ROANOKE TIMES

                         Roanoke Times
                 Copyright (c) 1995, Landmark Communications, Inc.

DATE: THURSDAY, March 28, 1991                   TAG: 9103280425
SECTION: VIRGINIA                    PAGE: B-2   EDITION: METRO 
SOURCE: JOEL TURNER MUNICIPAL WRITER
DATELINE:                                 LENGTH: Medium


CITY ADVISED TO GET EMERGENCY PLAN

Hurricane Hugo should have taught Roanoke emergency services officials something, even though the city largely escaped the storm's fury, Larry Dickerson says.

The message: Be prepared for all kinds of emergency . . . even hurricanes . . . even if you're several hundred miles from the Atlantic Ocean.

Dickerson said he learned that lesson when Hugo slammed into South Carolina coast in 1989 and cut a path of destruction through South and North Carolina more than 250 miles inland.

Dickerson is director of emergency management in Iredell County, N.C., near Charlotte, where the hurricane caused $35 million in damage.

He never had read a hurricane disaster plan before Hugo because he did not suspect his county would have to deal with one.

"We weren't supposed to have hurricanes.
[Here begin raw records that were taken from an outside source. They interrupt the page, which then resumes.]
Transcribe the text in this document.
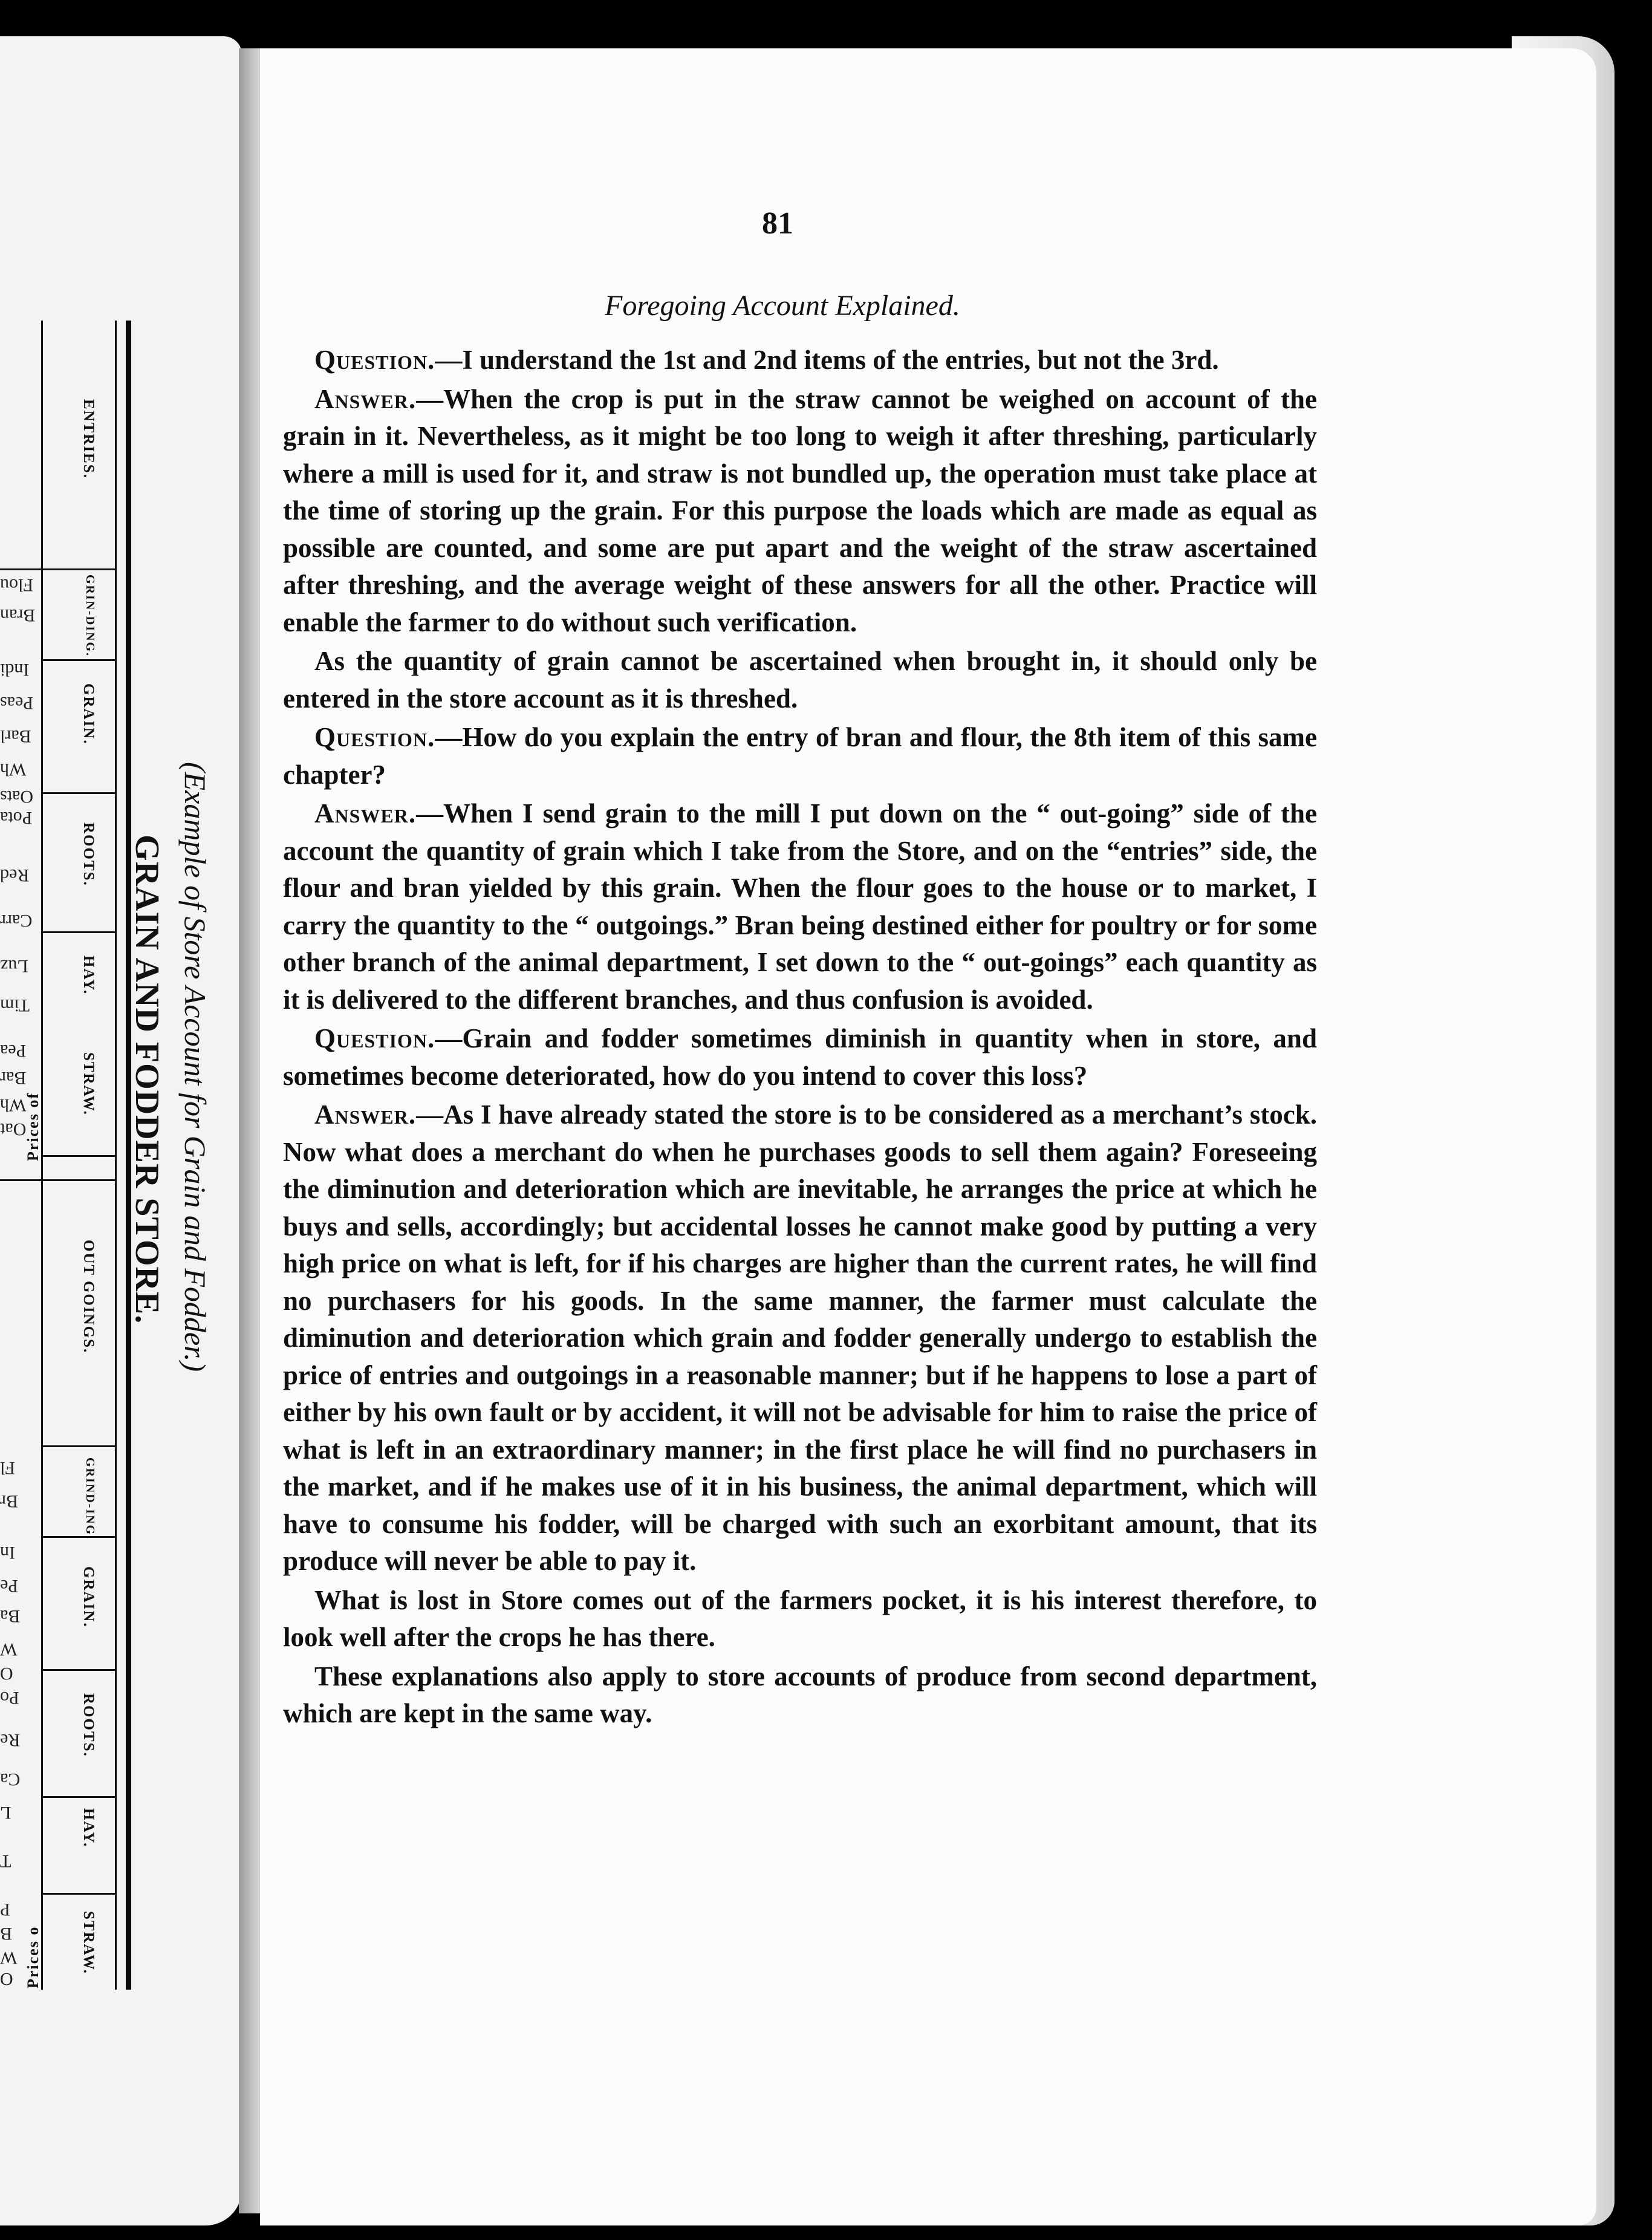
ENTRIES.
GRIN-DING.
GRAIN.
ROOTS.
HAY.
STRAW.
Prices of
OUT GOINGS.
GRIND-ING.
GRAIN.
ROOTS.
HAY.
STRAW.
Prices o
Flou
Bran
Indi
Peas
Barl
Wh
Oats
Pota
Red
Carr
Luz
Tim
Pea
Bar
Wh
Oat
Fl
Br
In
Pe
Ba
W
O
Po
Re
Ca
L
T
P
B
W
O
GRAIN AND FODDER STORE. (Example of Store Account for Grain and Fodder.)
81
Foregoing Account Explained.

Question.—I understand the 1st and 2nd items of the entries, but not the 3rd.

Answer.—When the crop is put in the straw cannot be weighed on account of the grain in it. Nevertheless, as it might be too long to weigh it after threshing, particularly where a mill is used for it, and straw is not bundled up, the operation must take place at the time of storing up the grain. For this purpose the loads which are made as equal as possible are counted, and some are put apart and the weight of the straw ascertained after threshing, and the average weight of these answers for all the other. Practice will enable the farmer to do without such verification.

As the quantity of grain cannot be ascertained when brought in, it should only be entered in the store account as it is threshed.

Question.—How do you explain the entry of bran and flour, the 8th item of this same chapter?

Answer.—When I send grain to the mill I put down on the “ out-going” side of the account the quantity of grain which I take from the Store, and on the “entries” side, the flour and bran yielded by this grain. When the flour goes to the house or to market, I carry the quantity to the “ outgoings.” Bran being destined either for poultry or for some other branch of the animal department, I set down to the “ out-goings” each quantity as it is delivered to the different branches, and thus confusion is avoided.

Question.—Grain and fodder sometimes diminish in quantity when in store, and sometimes become deteriorated, how do you intend to cover this loss?

Answer.—As I have already stated the store is to be considered as a merchant’s stock. Now what does a merchant do when he purchases goods to sell them again? Foreseeing the diminution and deterioration which are inevitable, he arranges the price at which he buys and sells, accordingly; but accidental losses he cannot make good by putting a very high price on what is left, for if his charges are higher than the current rates, he will find no purchasers for his goods. In the same manner, the farmer must calculate the diminution and deterioration which grain and fodder generally undergo to establish the price of entries and outgoings in a reasonable manner; but if he happens to lose a part of either by his own fault or by accident, it will not be advisable for him to raise the price of what is left in an extraordinary manner; in the first place he will find no purchasers in the market, and if he makes use of it in his business, the animal department, which will have to consume his fodder, will be charged with such an exorbitant amount, that its produce will never be able to pay it.

What is lost in Store comes out of the farmers pocket, it is his interest therefore, to look well after the crops he has there.

These explanations also apply to store accounts of produce from second department, which are kept in the same way.
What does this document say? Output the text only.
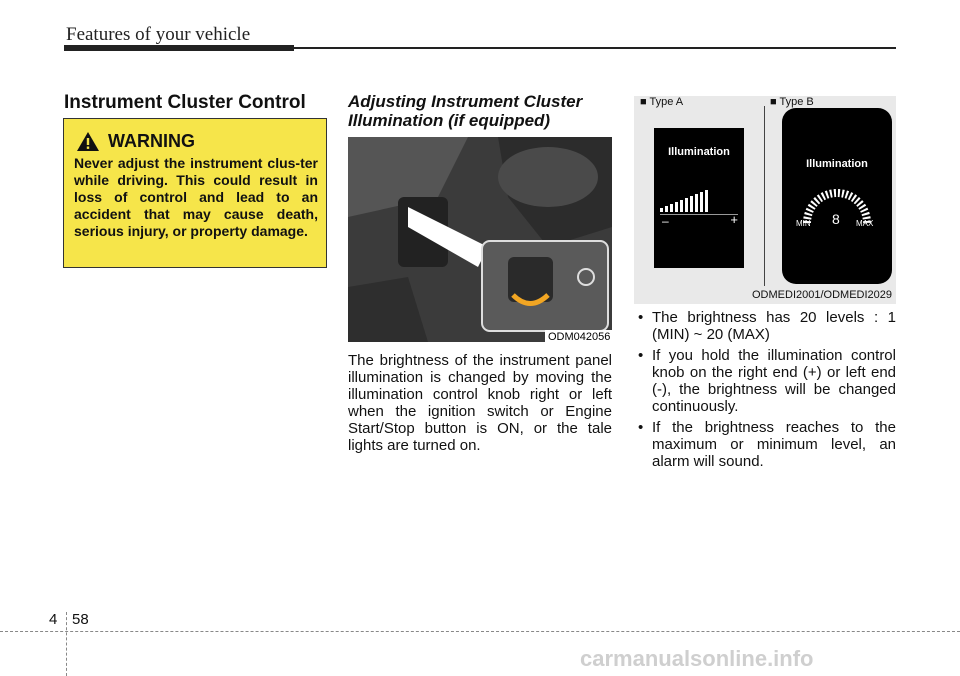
Features of your vehicle
Instrument Cluster Control
WARNING
Never adjust the instrument clus-ter while driving. This could result in loss of control and lead to an accident that may cause death, serious injury, or property damage.
Adjusting Instrument Cluster Illumination (if equipped)
ODM042056
The brightness of the instrument panel illumination is changed by moving the illumination control knob right or left when the ignition switch or Engine Start/Stop button is ON, or the tale lights are turned on.
■ Type A	■ Type B
Illumination
–	+
Illumination
MIN 8 MAX
ODMEDI2001/ODMEDI2029
• The brightness has 20 levels : 1 (MIN) ~ 20 (MAX)
• If you hold the illumination control knob on the right end (+) or left end (-), the brightness will be changed continuously.
• If the brightness reaches to the maximum or minimum level, an alarm will sound.
4 58
carmanualsonline.info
We are 250 miles inland. Maybe tornadoes, but not hurricanes," he said Wednesday at a workshop in Roanoke on emergency management.

The storm easily could have hit Roanoke, he said.

If Hugo had come ashore farther north, Roanoke likely would have been in its path. "Only because Hugo made a slightly different turn and blew out were you spared," he told nearly 100 people from the city staff, community agencies, utility companies and businesses involved in emergency services planning.

Dickerson was one of about a dozen emergency services officials from localities in Virginia and other states who are participating in the two-day workshop.

Wanda Reed, Roanoke's coordinator of emergency services, said the training session was designed to improve the city's emergency preparedness.

Dickerson recounted problems in dealing with the storm, which destroyed or heavily damaged 1,000 houses and businesses in Iredell County. Sixty-five percent of the county's residents were without electricity for five days. In some areas, power was not restored for a month.

In planning for a hurricane, he said, emergency services officials need to make sure that evacuation shelters are opened early and enough workers are available in communication centers. They also should make contingency plans for disseminating public information when radio and television stations are knocked off the air and newspapers can't publish because of a lack of electric power, he said.

Roanoke City Manager Robert Herbert told the group that emergency management planning is important because citizens expect local governments to be in control during disasters and emergencies.

"The more prepared we are prior to an emergency, the greater the chance for the community to survive," he said, citing the city's record flood in 1985.

During the flood, the city's emergency services plan operated well, Herbert said, but it needs to be updated and kept current.

Lynchburg Police Chief Joseph Seiffert, another speaker, said a regional approach can be beneficial in dealing with emergencies, particularly for law enforcement agencies. Disasters can tax the police manpower of localities, and mutual aid agreements can enable nearby localities to provide backup support.